Ce projet fit s’insurger Ate My Heart Inc, société contrôlée par Lady Gaga, qui déposa une demande d’injonction provisoire afin d’empêcher Lady Goo Goo de chanter. Titulaire de deux marques LADY GAGA enregistrées dans les classes 9, 38 et 41 pour, entre autres choses, des enregistrements sonores et vidéos, le streaming audio et vidéo sur Internet et des services de divertissement et d’éducation, la société Ate My Heart invoqua un risque de confusion entre les dites marques LADY GAGA et Lady Goo Goo, pour contrainte ce petit personnage à ne plus pousser la chansonnette (voir l’article 5 (1) (b) de la Directive sur les marques (2008/95 CE)[1]).
Appliquant le test de l’utilisateur moyen, la Haute Cour de Justice anglaise considéra que les consommateurs concernés susceptibles d’écouter la chanson litigieuse se trouvaient dans une tranche d’âge allant de 6 à 12 ans et qu’une si jeune audience pouvait facilement croire que Lady Gaga et Lady Goo Goo étaient liées. Il est vrai qu’une proportion de la population aurait été en mesure de distinguer la célébrité du personnage de dessin animé créé par « Moshi monster »; toutefois, comme le souligne le juge, certains de ces consommateurs, même plus âgés, pouvaient eux aussi être amenés à croire que Lady Gaga sponsorisait Lady Goo Goo voire que les deux Dames étaient simplement connectées. Pour ce faire, la Haute Cour de Justice anglaise retient que le terme « Goo Goo » et « Ga Ga » sont tous deux des bruits émis par les bébés ; que Lady Gaga a développé sa réputation dans le domaine de la musique ; que la pop star utilise le terme « Little Monsters » pour se référer à ses fans sur le réseau social Twitter et enfin, que l’entreprise Mind Candy a elle-même marquée la chanson litigieuse sur YouTube afin qu’elle apparaisse comme résultat, lorsque le mot «Gaga» et «monstres» sont utilisés ensemble comme termes de recherche (voir les paragraphes 55-58 du jugement[2]).

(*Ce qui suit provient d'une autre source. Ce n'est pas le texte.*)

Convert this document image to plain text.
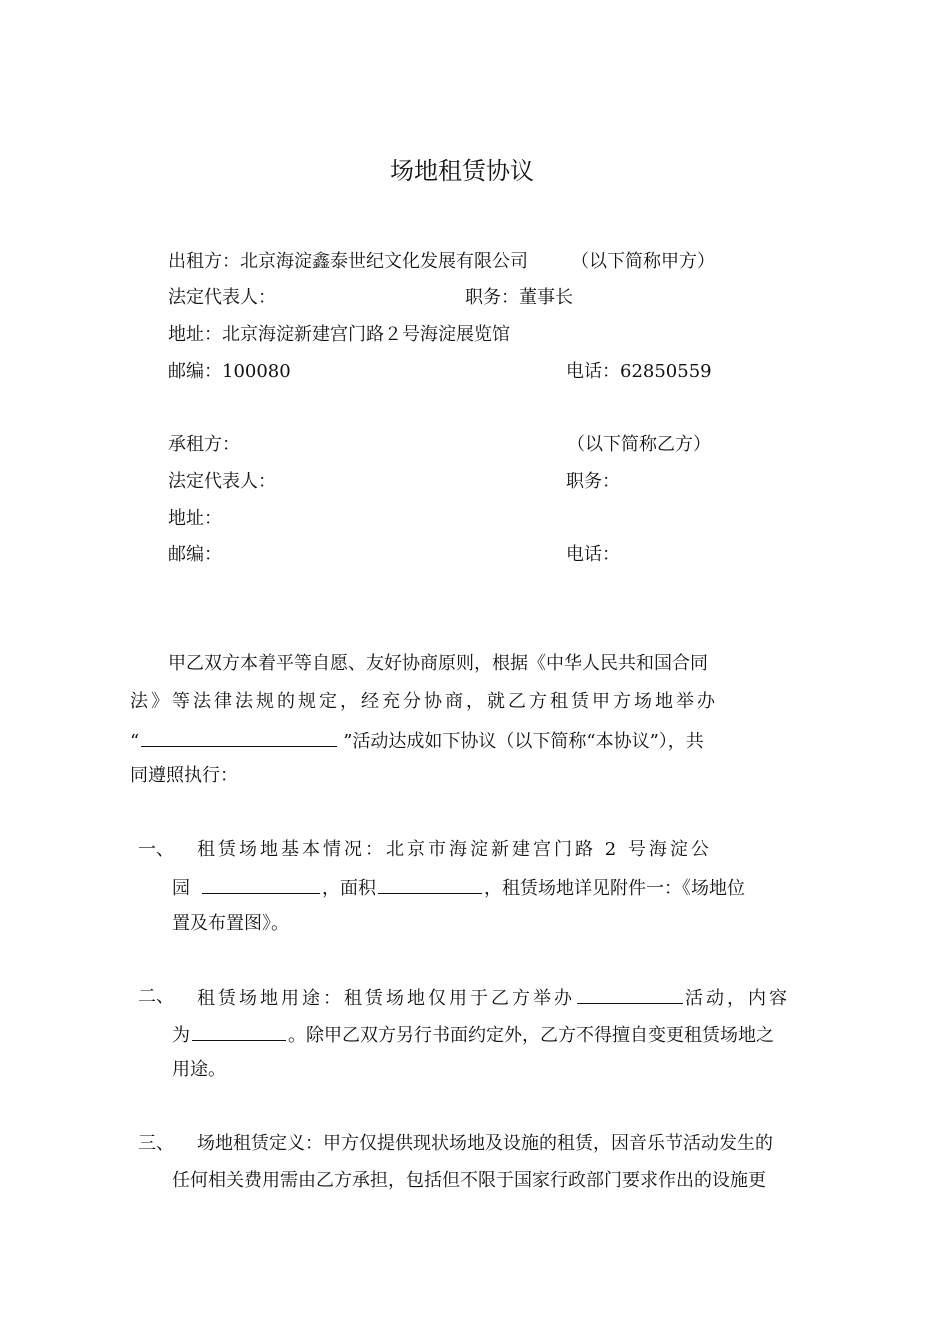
场地租赁协议
出租方：北京海淀鑫泰世纪文化发展有限公司 （以下简称甲方）
法定代表人：	职务：董事长
地址：北京海淀新建宫门路２号海淀展览馆
邮编：100080	电话：62850559
承租方：	（以下简称乙方）
法定代表人：	职务：
地址：
邮编：	电话：
甲乙双方本着平等自愿、友好协商原则，根据《中华人民共和国合同
法》等法律法规的规定，经充分协商，就乙方租赁甲方场地举办
“	”活动达成如下协议（以下简称“本协议”），共
同遵照执行：
一、 租赁场地基本情况：北京市海淀新建宫门路 2 号海淀公
园	，面积	，租赁场地详见附件一：《场地位
置及布置图》。
二、 租赁场地用途：租赁场地仅用于乙方举办	活动，内容
为	。除甲乙双方另行书面约定外，乙方不得擅自变更租赁场地之
用途。
三、 场地租赁定义：甲方仅提供现状场地及设施的租赁，因音乐节活动发生的
任何相关费用需由乙方承担，包括但不限于国家行政部门要求作出的设施更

La Cour a également constaté que Lady Gaga ainsi que sa marque jouissent d’une grande notoriété et que l’utilisation de Lady Goo Goo tirait avantage de cette réputation. En outre, le juge en tenant compte de l’approche retenue dans Interflora Inc v Marks & Spencer Plc [2009] EWHC 1095 (Ch.), 2009 ETMR 54, considéra que exploiter Lady Goo Goo dans le domaine de la musique et la façon dont ce personnage imite Lady Gaga, tendaient non seulement à induire en erreur les consommateurs, pouvant ainsi croire que Lady Goo Goo était liée à la célèbre chanteuse, mais aussi conduire à la dilution ou risquer d’entacher la réputation de la marque LADY GAGA.
Par conséquent, la Haute Cour de justice anglaise en faisant droit à la requête de la société Ate My Heart, décida d’interdire à l’entreprise Mind Candy de promouvoir et vendre la « Danse Moshi » sur YouTube et iTunes.
Mind Candy n’a pas seulement donné naissance à Lady Goo Goo mais aussi à d’autres personnages basés sur des célébrités actuelles, parmi lesquels on compte notamment Brocoli Spear, Goo Fighters, 49 percent et Hairosmith. Il semblerait que Mind Candy aurait du se contenter d’exploiter Lady Goo Goo au sein du jeu en ligne et site de réseau social dédié aux enfants, au lieu de chercher à lancer sa carrière artistique sur le marché lucratif de la musique!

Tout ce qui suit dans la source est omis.